Due in large part to the success the football and men’s basketball programs have enjoyed so far in the 2015-16 academic year, Barta hasn’t come under as much fire as he did following last year for Kirk Ferentz’s contract (among other things). But the fact remains — Iowa sports teams have combined to win only seven Big Ten Championships since 2008-09 (including wrestling sharing last year’s Big Ten title with Ohio State), and only a Big Ten West title in football during the current academic year.
Those numbers are, of course, underwhelming for an Athletics Department whose leader was given a healthy contract extension and recognized as one of the recipients of the National Association of Collegiate Directors of Athletics’ Athletics Director of the Year award.
Despite the lack of conference titles, Iowa student-athletes did what they were supposed to in the classroom, posting an 89 percent NCAA Graduation Success Rate, so there’s a positive for Barta and Company. That number tied Iowa’s own record.
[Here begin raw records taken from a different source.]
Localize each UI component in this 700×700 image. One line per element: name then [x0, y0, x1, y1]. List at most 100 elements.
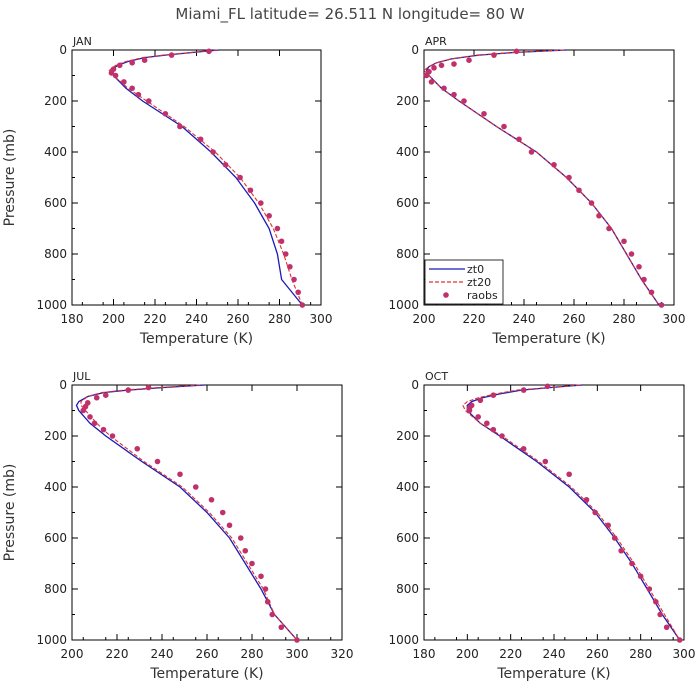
raobs-point	[431, 65, 437, 71]
raobs-point	[438, 62, 445, 69]
x-tick-label: 260	[227, 312, 250, 326]
y-tick-label: 200	[44, 94, 67, 108]
raobs-point	[222, 161, 229, 168]
raobs-point	[551, 161, 557, 168]
raobs-point	[663, 624, 670, 631]
raobs-point	[566, 471, 572, 478]
raobs-point	[466, 407, 473, 414]
x-tick-label: 280	[268, 312, 291, 326]
y-tick-label: 400	[44, 480, 67, 494]
raobs-point	[168, 52, 175, 58]
x-tick-label: 240	[513, 312, 536, 326]
panel-jul: JUL 200 220 240 260 280 300 320 0 200 400 600 800 100…	[2, 370, 353, 682]
y-tick-label: 400	[396, 480, 419, 494]
y-tick-label: 1000	[388, 633, 419, 647]
y-tick-label: 0	[59, 43, 67, 57]
y-tick-label: 800	[396, 582, 419, 596]
raobs-point	[605, 522, 611, 529]
raobs-point	[641, 276, 647, 283]
raobs-point	[177, 123, 183, 130]
legend-label-zt20: zt20	[467, 276, 491, 289]
panel-title: JUL	[72, 370, 91, 383]
raobs-point	[657, 611, 663, 618]
raobs-point	[237, 174, 243, 181]
x-tick-label: 180	[61, 312, 84, 326]
raobs-point	[520, 387, 527, 393]
raobs-point	[87, 414, 93, 420]
y-tick-label: 200	[396, 94, 419, 108]
y-tick-label: 600	[44, 196, 67, 210]
x-tick-label: 300	[286, 647, 309, 661]
y-tick-label: 0	[411, 378, 419, 392]
panel-title: JAN	[72, 35, 92, 48]
x-tick-label: 220	[463, 312, 486, 326]
x-axis-label: Temperature (K)	[491, 331, 605, 347]
zt20-line	[462, 384, 681, 641]
raobs-point	[648, 289, 655, 296]
raobs-point	[266, 212, 272, 219]
raobs-point	[93, 394, 100, 401]
raobs-point	[501, 123, 507, 130]
y-tick-label: 600	[396, 531, 419, 545]
figure-title: Miami_FL latitude= 26.511 N longitude= 8…	[175, 5, 524, 24]
x-tick-label: 200	[102, 312, 125, 326]
raobs-point	[125, 387, 132, 393]
y-tick-label: 1000	[36, 633, 67, 647]
raobs-point	[208, 496, 215, 503]
x-tick-label: 280	[241, 647, 264, 661]
raobs-point	[112, 72, 119, 79]
raobs-point	[441, 85, 447, 92]
raobs-point	[100, 426, 107, 433]
raobs-point	[129, 85, 135, 92]
x-axis-label: Temperature (K)	[149, 666, 263, 682]
raobs-point	[177, 471, 183, 478]
raobs-point	[628, 251, 635, 257]
y-tick-label: 800	[396, 247, 419, 261]
raobs-point	[566, 174, 572, 181]
raobs-point	[247, 187, 254, 194]
raobs-point	[135, 91, 142, 98]
x-tick-label: 200	[456, 647, 479, 661]
y-tick-label: 600	[44, 531, 67, 545]
raobs-point	[646, 586, 653, 592]
raobs-point	[516, 136, 522, 143]
x-tick-label: 260	[196, 647, 219, 661]
raobs-point	[249, 560, 255, 567]
raobs-point	[258, 573, 264, 580]
y-tick-label: 200	[396, 429, 419, 443]
raobs-point	[658, 302, 665, 308]
plot-frame	[71, 49, 322, 306]
x-tick-label: 200	[61, 647, 84, 661]
raobs-point	[542, 458, 549, 465]
raobs-point	[91, 420, 98, 427]
zt20-line	[423, 49, 660, 306]
panel-jan: JAN 180 200 220 240 260 280 300 0 200 400 600 800 100…	[2, 35, 332, 347]
raobs-point	[145, 384, 152, 391]
raobs-point	[583, 496, 590, 503]
raobs-point	[197, 136, 204, 143]
raobs-point	[258, 200, 264, 206]
raobs-point	[461, 98, 467, 104]
panel-title: OCT	[425, 370, 448, 383]
raobs-point	[116, 62, 123, 69]
x-tick-label: 200	[413, 312, 436, 326]
raobs-point	[423, 72, 430, 79]
y-tick-label: 600	[396, 196, 419, 210]
raobs-point	[475, 414, 481, 420]
raobs-point	[242, 547, 249, 554]
y-tick-label: 800	[44, 582, 67, 596]
raobs-point	[287, 263, 293, 270]
raobs-point	[629, 560, 635, 567]
plot-frame	[423, 384, 685, 641]
legend-marker-raobs	[443, 292, 449, 298]
raobs-point	[520, 445, 527, 452]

However, unless positives begin to pile up — especially related to the gender-bias complaints — we’re going to see more of a cloud cast over Barta’s office in Carver-Hawkeye, and consequently, the University of Iowa.
Harreld backed Barta with the new contract. These impending cases and investigations now reflect even more on a president and university no strangers to controversy.
That first student-athlete mentioned above said the following three words:
“Down with Barta.”
Should anything come of these lawsuits — and there isn’t a guarantee anything will — she won’t be alone in her belief.